Langkah ketiga adalah membaca bagian yang terpenting dalam jurnal. Bagi saya,
bagian terpenting jurnal adalah Abstract, Introduction,
Methodology danConclusion. Nah keempat bagian itu perlu berkali-kali dibaca,
hingga kita benar-benar paham mengenai isi jurlanya karena inti dari jurnal ada pada
empat bagian itu.
Langkah terakhir adalah note-taking atau mencatat bagian bagian penting. Seperti
yang awal sudah saya katakana bahwa menuliskan ide yang sudah kita baca
sangatlah penting, namun bagaimana cara menuliskanya itu perlu strategi. Usahakan
maksimal satu paragraph adalah satu kalimat kita sendiri, tuliskan dan rangkum
dengan menggunakan kalimat sendiri.

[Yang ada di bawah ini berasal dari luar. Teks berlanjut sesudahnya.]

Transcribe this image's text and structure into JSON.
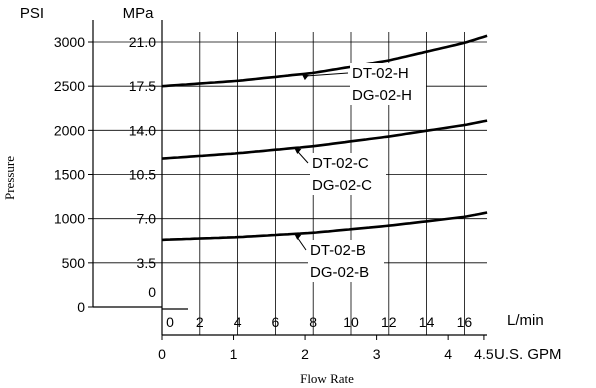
{
  "chart_data": {
    "type": "line",
    "y_axes": [
      {
        "unit": "PSI",
        "ticks": [
          "3000",
          "2500",
          "2000",
          "1500",
          "1000",
          "500",
          "0"
        ],
        "values": [
          3000,
          2500,
          2000,
          1500,
          1000,
          500,
          0
        ]
      },
      {
        "unit": "MPa",
        "ticks": [
          "21.0",
          "17.5",
          "14.0",
          "10.5",
          "7.0",
          "3.5",
          "0"
        ],
        "values": [
          21.0,
          17.5,
          14.0,
          10.5,
          7.0,
          3.5,
          0
        ]
      }
    ],
    "x_axes": [
      {
        "unit": "L/min",
        "ticks": [
          "0",
          "2",
          "4",
          "6",
          "8",
          "10",
          "12",
          "14",
          "16"
        ],
        "values": [
          0,
          2,
          4,
          6,
          8,
          10,
          12,
          14,
          16
        ]
      },
      {
        "unit": "U.S. GPM",
        "ticks": [
          "0",
          "1",
          "2",
          "3",
          "4",
          "4.5"
        ],
        "values": [
          0,
          1,
          2,
          3,
          4,
          4.5
        ]
      }
    ],
    "xlabel": "Flow Rate",
    "ylabel": "Pressure",
    "xlim_lpm": [
      0,
      17.2
    ],
    "ylim_psi": [
      0,
      3000
    ],
    "grid": true,
    "series": [
      {
        "labels": [
          "DT-02-H",
          "DG-02-H"
        ],
        "x": [
          0,
          4,
          8,
          12,
          16,
          17.2
        ],
        "y": [
          2500,
          2560,
          2650,
          2790,
          2990,
          3070
        ]
      },
      {
        "labels": [
          "DT-02-C",
          "DG-02-C"
        ],
        "x": [
          0,
          4,
          8,
          12,
          16,
          17.2
        ],
        "y": [
          1680,
          1740,
          1820,
          1930,
          2060,
          2110
        ]
      },
      {
        "labels": [
          "DT-02-B",
          "DG-02-B"
        ],
        "x": [
          0,
          4,
          8,
          12,
          16,
          17.2
        ],
        "y": [
          760,
          790,
          840,
          920,
          1020,
          1070
        ]
      }
    ]
  }
}
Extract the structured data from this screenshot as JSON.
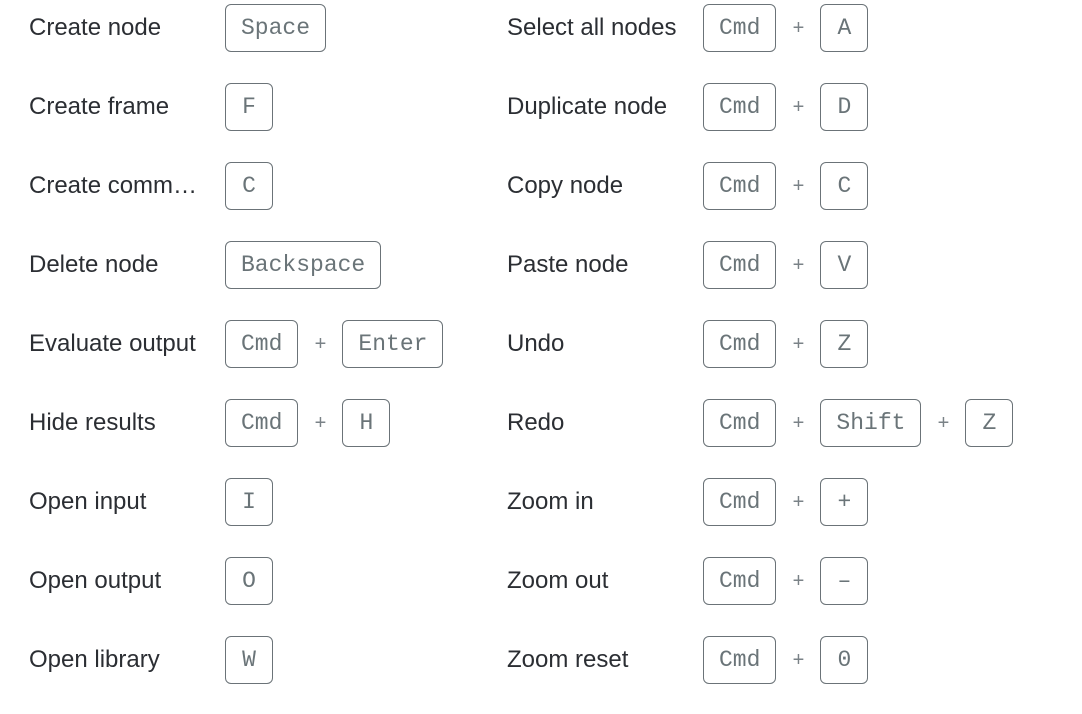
{
  "shortcuts_left": [
    {
      "label": "Create node",
      "keys": [
        "Space"
      ]
    },
    {
      "label": "Create frame",
      "keys": [
        "F"
      ]
    },
    {
      "label": "Create comm…",
      "keys": [
        "C"
      ]
    },
    {
      "label": "Delete node",
      "keys": [
        "Backspace"
      ]
    },
    {
      "label": "Evaluate output",
      "keys": [
        "Cmd",
        "Enter"
      ]
    },
    {
      "label": "Hide results",
      "keys": [
        "Cmd",
        "H"
      ]
    },
    {
      "label": "Open input",
      "keys": [
        "I"
      ]
    },
    {
      "label": "Open output",
      "keys": [
        "O"
      ]
    },
    {
      "label": "Open library",
      "keys": [
        "W"
      ]
    }
  ],
  "shortcuts_right": [
    {
      "label": "Select all nodes",
      "keys": [
        "Cmd",
        "A"
      ]
    },
    {
      "label": "Duplicate node",
      "keys": [
        "Cmd",
        "D"
      ]
    },
    {
      "label": "Copy node",
      "keys": [
        "Cmd",
        "C"
      ]
    },
    {
      "label": "Paste node",
      "keys": [
        "Cmd",
        "V"
      ]
    },
    {
      "label": "Undo",
      "keys": [
        "Cmd",
        "Z"
      ]
    },
    {
      "label": "Redo",
      "keys": [
        "Cmd",
        "Shift",
        "Z"
      ]
    },
    {
      "label": "Zoom in",
      "keys": [
        "Cmd",
        "+"
      ]
    },
    {
      "label": "Zoom out",
      "keys": [
        "Cmd",
        "–"
      ]
    },
    {
      "label": "Zoom reset",
      "keys": [
        "Cmd",
        "0"
      ]
    }
  ],
  "separator": "+"
}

Salah satu ciri bahwa kita sudah memahami isi
dari setiap paragraph adalah kita dapat menuliskannya sendiri. Begitu dan seterusnya
ketika membaca bagian yang lain.
Langkah terakhir adalah hilangkan pengganggu. Usahakan kita dalam kondisi yang
sangat tenang dan nyaman ketika membaca. Kalau bacaannya sudah mulai serius
seperti jurnal internasional, alangkah baiknya menonaktifkan handphone selama
waktu membaca. Atau minimalnya mematikan paket data internet, terkadang notifikasi
facebook atau social media yang lainnya selalu menghilangkan kenikmatan dalam
membaca.
Pada akhirnya, saya mendapatkan hobi baru yang dapat membuat saya sangat
tenang dan nyaman. Saya selalu bahagia ketika berhasil menyelesaikan dan
membaca salah satu jurnal internasional. Karena pada dasarnya salah satu hasil dari
pendidikan adalah bertambahnya ilmu pengetahuan dan berubahnya pola perilaku,
dan jurnal internasional sudah berhasil merubah pola pikir dan perilaku saya secara
perlahan.
Semoga tips membaca jurnal ini dapat bermanfaat.